Trying to keep up with new technology coming out now is a challenge. Adding to that challenge is trying to keep your current technology operable, updated, and secure. Microsoft offers different types of support for its products, and with planning and strategy, you can make sure to always stay on top of what kind of support is available for you.
Traditional Microsoft Lifecycle Policies
Microsoft offers two types of support tiers: Mainstream Support and Extended Support. Mainstream support begins when a product is released to the public and lasts for five years. This support includes new releases of that product, service packs, fixes, patches, close vulnerabilities, and fix problems. Microsoft will also take requests on a feature or design change to the product, provide non-security updates that enhance a product’s design or functionality, and honor warranty claims.
After the end of Mainstream Support, you can purchase Extended Support (think Extended warranty on a car) for your products, which includes phone support and full patches.
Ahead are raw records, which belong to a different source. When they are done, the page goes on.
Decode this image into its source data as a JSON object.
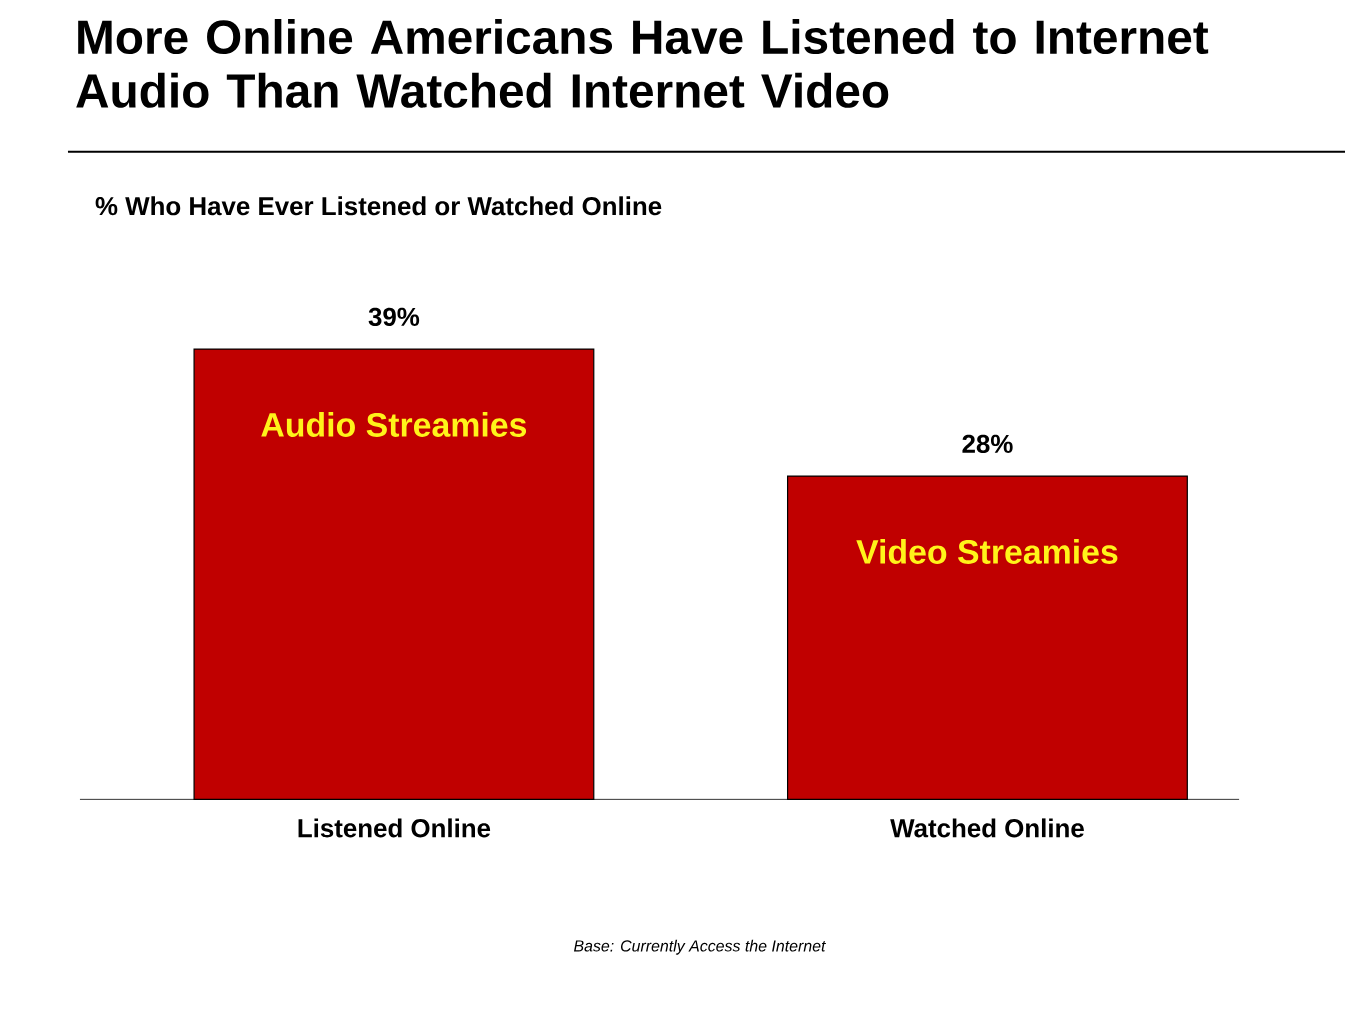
{
  "chart_data": {
    "type": "bar",
    "title": "More Online Americans Have Listened to Internet Audio Than Watched Internet Video",
    "subtitle": "% Who Have Ever Listened or Watched Online",
    "categories": [
      "Listened Online",
      "Watched Online"
    ],
    "values": [
      39,
      28
    ],
    "value_labels": [
      "39%",
      "28%"
    ],
    "color": "#c00000",
    "annotations": [
      "Audio Streamies",
      "Video Streamies",
      "Base: Currently Access the Internet"
    ]
  }
}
But unless you invest in this option, phone support and normal product updates won’t be available.
So, long story short, unless your organization has the funds to invest in an extended warranty on the products they purchase, moving off an OS before it gets to extended support should be a top priority. This seems simple enough to comprehend, right?
Service Packs, Modern Lifecycles, and Microsoft End of Support
There are a few stages in the support tiers that are important to understand when timing your offboarding from your technology.
First, service packs are collections of updates and fixes for an OS or software program, usually provided free of charge directly from the developers’ website or kicked out as an auto-update. Sometimes these packs often include new features with the fixes. If you want to figure out how many service packs have been released on an OS or product, check the number after the SP. Smaller numbers will be the first versions, and higher numbers will be the most recently released pack.
Under the Modern Lifecycle Policy, Microsoft will continue to provide support for products as long as customers stay within the guidelines. To do this, you must be current with the licensing (billing) and servicing (you hit the yes button when you were prompted for an updated) requirements. Second, under this policy, Microsoft only has to give a year’s notice of expiration on any product without offering a replacement that a product will end entirely.
Finally, Microsoft End of Support is the final stop for products. At the end of Extended Support, Microsoft ceases all patches, security updates or support. Straightforward and easy enough. Here are some upcoming end dates to mark on your calendar.
The best strategy to take to stay ahead of these timelines is to always plan for it when you purchase any Microsoft technology. Incorporate life-cycle planning into your IT strategy. Track all off the support timelines to make sure you keep your equipment updated, secured, and patched. Planning ahead means you’ll help your company budget accordingly for future purchases and avoid unnecessary downtime.